• Online terapi, terapist ve danışanın farklı sebeplerle yüz yüze görüşmeleri yürütemediği durumlarda
internet üzerinden
psikoterapi hizmetinin sağlanmasıdır. 1986 yılında Cornell Üniversitesi’nde kurulan “Dear Uncle
Ezra” isimli forum
online terapinin ilk örneği sayılabilir.
• Online terapide terapistin ofisine gitmek için planlama yapmamıza ve zaman ayırmamıza gerek
olmadığından online terapi
daha ulaşılabilir ve pratiktir. Kendimizi rahatça ifade edebileceğimiz ve güvende hissettiğimiz
herhangi bir yerde
seansları gerçekleştirebiliriz.
• Kırsal bölgelerde alanında yetkin psikoterapistlere ulaşmakta zorluk yaşayabiliriz. Bu nedenle
psikoterapi hizmetini
alabilmek için daha büyük şehirlere seyahat etmek zorunda kalabilir ve düzenli olarak seanslara
devam etmekte
zorlanabiliriz. Bu da psikoterapiden yeterince fayda sağlamamızı engelleyebilir. Böyle bir durumda
online terapi hem
maddi anlamda hem zaman açısından daha sürdürülebilir olmaktadır.

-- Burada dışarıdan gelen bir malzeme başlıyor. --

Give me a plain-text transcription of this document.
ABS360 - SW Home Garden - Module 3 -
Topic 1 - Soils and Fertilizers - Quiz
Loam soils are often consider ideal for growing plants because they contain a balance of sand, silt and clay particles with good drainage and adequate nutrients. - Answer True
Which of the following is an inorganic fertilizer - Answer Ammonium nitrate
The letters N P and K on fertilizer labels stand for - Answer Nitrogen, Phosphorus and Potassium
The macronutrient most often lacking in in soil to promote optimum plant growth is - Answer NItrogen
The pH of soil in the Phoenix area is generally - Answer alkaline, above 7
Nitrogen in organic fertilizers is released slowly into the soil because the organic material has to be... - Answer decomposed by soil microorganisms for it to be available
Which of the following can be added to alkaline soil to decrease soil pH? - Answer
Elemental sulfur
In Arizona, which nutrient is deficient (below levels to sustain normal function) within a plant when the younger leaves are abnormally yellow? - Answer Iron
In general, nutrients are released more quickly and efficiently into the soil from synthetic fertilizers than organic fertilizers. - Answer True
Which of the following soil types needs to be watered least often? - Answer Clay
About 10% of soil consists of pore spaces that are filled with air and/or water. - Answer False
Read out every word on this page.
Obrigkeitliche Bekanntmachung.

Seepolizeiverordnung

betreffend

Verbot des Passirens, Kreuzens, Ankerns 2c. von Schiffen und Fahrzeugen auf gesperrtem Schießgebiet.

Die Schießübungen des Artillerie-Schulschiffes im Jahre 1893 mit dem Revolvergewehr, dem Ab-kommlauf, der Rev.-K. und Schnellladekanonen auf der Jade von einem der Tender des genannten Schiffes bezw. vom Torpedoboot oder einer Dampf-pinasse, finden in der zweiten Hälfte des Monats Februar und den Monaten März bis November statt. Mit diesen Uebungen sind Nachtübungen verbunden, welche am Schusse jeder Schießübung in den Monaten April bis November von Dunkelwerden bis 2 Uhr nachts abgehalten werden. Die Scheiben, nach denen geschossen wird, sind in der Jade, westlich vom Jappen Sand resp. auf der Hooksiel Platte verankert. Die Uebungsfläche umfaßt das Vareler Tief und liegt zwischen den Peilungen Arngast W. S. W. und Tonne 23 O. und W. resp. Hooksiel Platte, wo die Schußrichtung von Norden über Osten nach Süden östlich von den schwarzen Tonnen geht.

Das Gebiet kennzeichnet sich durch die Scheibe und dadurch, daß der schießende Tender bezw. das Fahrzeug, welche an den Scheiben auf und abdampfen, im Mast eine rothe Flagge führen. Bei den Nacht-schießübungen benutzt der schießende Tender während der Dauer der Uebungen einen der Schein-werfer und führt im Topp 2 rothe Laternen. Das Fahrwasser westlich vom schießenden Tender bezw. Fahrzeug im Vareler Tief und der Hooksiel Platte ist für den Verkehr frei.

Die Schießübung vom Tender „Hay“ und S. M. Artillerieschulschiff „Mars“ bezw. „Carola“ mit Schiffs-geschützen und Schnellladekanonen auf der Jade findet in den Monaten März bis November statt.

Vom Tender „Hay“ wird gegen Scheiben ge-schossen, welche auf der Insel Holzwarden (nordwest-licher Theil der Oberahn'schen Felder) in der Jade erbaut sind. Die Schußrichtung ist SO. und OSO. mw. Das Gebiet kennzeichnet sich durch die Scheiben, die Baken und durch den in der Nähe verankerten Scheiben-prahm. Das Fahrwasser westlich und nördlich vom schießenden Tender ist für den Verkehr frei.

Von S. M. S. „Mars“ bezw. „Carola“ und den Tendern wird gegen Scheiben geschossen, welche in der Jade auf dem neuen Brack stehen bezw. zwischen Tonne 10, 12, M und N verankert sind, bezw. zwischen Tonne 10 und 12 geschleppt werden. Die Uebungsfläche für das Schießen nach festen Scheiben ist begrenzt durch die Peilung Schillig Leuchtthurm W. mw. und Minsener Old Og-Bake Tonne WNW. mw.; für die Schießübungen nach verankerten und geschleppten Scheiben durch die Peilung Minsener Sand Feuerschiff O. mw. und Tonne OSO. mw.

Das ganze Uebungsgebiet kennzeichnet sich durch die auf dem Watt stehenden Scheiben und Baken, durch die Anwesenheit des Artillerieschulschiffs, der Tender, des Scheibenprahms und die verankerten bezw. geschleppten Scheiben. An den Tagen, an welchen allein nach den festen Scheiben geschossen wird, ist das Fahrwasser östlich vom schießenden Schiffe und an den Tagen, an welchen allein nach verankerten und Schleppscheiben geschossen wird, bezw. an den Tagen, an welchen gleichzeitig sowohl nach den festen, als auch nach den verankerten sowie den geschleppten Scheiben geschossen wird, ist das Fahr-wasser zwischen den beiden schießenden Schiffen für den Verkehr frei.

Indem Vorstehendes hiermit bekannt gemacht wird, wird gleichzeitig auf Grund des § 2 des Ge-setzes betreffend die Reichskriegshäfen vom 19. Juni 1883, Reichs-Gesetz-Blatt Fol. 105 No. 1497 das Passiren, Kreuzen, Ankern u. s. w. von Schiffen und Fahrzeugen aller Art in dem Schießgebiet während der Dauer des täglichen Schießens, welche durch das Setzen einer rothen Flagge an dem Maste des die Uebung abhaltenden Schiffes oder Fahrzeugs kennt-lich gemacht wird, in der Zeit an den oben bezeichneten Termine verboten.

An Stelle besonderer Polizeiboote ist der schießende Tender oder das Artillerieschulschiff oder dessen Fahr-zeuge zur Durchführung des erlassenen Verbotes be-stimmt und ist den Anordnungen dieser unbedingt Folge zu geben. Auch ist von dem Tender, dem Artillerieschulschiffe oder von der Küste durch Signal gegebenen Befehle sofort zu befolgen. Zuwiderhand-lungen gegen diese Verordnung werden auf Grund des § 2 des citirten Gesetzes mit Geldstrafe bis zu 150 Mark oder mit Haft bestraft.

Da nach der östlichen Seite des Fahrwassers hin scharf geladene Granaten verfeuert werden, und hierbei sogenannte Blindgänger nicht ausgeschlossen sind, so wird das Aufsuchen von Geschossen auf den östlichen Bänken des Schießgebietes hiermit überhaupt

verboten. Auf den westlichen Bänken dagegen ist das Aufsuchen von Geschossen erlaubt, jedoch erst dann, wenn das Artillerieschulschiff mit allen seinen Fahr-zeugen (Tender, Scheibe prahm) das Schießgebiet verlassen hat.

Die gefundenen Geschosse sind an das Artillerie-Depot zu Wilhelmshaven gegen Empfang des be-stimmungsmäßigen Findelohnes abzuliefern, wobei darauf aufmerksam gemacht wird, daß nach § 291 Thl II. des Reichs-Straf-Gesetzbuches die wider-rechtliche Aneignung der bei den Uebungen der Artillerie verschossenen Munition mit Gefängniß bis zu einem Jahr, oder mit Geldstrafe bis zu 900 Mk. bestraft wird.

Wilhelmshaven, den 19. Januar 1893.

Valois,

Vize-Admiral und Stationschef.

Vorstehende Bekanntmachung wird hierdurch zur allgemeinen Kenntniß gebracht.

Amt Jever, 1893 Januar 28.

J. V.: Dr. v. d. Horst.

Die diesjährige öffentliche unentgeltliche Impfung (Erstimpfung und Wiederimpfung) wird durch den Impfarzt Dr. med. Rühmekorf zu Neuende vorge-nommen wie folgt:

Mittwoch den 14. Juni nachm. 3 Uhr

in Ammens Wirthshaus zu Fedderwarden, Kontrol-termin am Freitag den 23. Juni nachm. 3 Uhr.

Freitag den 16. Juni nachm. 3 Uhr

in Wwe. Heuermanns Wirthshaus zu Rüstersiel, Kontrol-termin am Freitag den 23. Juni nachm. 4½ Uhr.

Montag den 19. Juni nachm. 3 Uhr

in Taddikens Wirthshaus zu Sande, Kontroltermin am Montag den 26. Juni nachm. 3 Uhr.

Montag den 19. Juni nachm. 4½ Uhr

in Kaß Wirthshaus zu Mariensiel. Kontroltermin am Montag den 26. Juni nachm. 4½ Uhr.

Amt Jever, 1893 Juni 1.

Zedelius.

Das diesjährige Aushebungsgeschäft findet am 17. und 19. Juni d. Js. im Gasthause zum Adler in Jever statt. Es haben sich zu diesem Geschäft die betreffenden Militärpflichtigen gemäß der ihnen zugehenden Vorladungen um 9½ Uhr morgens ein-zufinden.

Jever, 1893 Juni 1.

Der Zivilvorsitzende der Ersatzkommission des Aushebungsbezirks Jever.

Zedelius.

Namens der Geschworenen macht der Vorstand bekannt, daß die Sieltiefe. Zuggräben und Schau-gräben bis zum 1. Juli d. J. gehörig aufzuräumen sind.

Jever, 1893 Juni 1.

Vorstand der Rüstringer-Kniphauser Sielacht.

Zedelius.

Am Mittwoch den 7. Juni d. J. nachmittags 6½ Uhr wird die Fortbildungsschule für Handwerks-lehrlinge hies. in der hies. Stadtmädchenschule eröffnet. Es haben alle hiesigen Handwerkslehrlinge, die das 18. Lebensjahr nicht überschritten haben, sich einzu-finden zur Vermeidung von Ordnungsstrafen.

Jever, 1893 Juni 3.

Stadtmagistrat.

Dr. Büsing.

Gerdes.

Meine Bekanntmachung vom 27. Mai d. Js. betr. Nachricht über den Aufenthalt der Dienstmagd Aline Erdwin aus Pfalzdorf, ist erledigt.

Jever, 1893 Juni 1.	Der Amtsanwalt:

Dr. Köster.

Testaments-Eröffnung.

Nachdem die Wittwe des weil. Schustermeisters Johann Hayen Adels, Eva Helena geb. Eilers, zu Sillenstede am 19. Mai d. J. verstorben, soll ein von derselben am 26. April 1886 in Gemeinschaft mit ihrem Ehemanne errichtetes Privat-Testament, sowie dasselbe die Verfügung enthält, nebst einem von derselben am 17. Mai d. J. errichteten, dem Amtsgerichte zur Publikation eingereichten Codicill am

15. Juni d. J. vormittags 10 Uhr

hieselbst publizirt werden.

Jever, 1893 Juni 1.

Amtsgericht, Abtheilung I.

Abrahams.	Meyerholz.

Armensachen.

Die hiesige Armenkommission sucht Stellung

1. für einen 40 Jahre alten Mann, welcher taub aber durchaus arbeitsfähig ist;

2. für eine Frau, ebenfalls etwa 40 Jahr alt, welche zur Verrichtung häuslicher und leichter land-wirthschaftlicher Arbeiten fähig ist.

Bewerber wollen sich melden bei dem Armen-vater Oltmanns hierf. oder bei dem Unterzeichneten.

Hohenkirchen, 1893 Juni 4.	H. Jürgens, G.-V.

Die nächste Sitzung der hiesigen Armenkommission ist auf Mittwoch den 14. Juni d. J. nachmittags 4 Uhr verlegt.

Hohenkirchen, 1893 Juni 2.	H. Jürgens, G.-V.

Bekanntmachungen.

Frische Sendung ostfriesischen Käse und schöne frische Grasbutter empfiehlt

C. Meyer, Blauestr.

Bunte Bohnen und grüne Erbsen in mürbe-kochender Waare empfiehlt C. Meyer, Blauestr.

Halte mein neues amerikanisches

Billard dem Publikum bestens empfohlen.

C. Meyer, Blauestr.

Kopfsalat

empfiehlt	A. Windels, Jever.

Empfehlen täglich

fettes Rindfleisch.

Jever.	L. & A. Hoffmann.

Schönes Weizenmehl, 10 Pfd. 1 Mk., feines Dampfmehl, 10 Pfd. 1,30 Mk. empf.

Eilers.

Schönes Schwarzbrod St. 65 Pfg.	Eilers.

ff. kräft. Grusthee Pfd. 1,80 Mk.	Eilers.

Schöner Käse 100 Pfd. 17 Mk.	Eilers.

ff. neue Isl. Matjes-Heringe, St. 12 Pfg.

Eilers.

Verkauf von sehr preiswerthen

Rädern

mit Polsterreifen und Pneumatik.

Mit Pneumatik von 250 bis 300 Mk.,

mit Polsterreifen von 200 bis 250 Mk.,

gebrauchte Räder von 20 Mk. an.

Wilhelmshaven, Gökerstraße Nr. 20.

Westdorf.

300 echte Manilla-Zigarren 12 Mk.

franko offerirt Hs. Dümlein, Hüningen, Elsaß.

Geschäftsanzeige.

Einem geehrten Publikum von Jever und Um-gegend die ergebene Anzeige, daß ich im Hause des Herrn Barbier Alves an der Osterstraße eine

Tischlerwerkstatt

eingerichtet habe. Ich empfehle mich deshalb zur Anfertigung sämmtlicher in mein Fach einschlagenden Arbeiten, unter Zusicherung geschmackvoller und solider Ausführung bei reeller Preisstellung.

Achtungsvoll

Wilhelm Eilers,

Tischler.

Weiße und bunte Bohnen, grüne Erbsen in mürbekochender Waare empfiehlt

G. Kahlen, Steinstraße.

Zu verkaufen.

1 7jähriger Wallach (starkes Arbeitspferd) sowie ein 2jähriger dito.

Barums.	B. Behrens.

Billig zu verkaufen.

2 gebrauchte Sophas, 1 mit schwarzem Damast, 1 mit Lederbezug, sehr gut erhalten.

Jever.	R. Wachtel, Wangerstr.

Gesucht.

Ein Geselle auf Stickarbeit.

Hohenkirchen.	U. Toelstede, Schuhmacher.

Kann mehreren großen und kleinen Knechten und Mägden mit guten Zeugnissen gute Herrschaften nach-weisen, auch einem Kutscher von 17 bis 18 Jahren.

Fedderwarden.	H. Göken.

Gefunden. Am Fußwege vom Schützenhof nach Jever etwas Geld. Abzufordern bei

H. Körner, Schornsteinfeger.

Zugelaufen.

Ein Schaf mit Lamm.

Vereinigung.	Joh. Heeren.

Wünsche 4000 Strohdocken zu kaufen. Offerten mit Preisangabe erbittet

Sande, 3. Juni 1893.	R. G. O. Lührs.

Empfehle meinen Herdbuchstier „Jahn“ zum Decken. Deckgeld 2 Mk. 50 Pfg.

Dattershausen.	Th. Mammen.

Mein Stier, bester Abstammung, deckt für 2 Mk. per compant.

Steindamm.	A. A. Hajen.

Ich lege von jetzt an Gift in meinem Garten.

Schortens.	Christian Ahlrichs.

• Fiziksel rahatsızlıklarımız sebebiyle bulunduğumuz yerden çıkmamız mümkün olmayabilir ve tam da bu
sebepten psikolojik
desteğe ihtiyaç duyabiliriz. Online terapi sayesinde psikoterapi hizmeti daha geniş bir popülasyona
ulaşabilir.
Online terapinin avantajlarını ve dezavantajlarını düşündüğümüzde online terapinin geleneksel terapi
görüşmesi kadar
etkili olup olmadığını sorgulayabiliriz. Bu alanda yapılan araştırmalar online terapinin birçok ruh
sağlığı probleminin
tedavisinde geleneksel terapi kadar etkili olduğunu göstermektedir.
2014 yılında Nordgren ve
arkadaşları yaptığı
çalışmada kaygı bozukluğu tedavisinde online bilişsel davranışçı terapinin olumlu etkisi olduğunu
gözlemlemiştir. Aynı
zamanda bu tedaviyi alan danışanların gösterdiği gelişim sürekliliğini korumuştur.
2018 yılında
Andrews ve
arkadaşlarının yürüttüğü bir çalışmada online bilişsel davranışçı terapinin majör depresyon ve kaygı
bozuklukları
tedavisinde yüz yüze terapi kadar etkili olduğu bulunmuştur.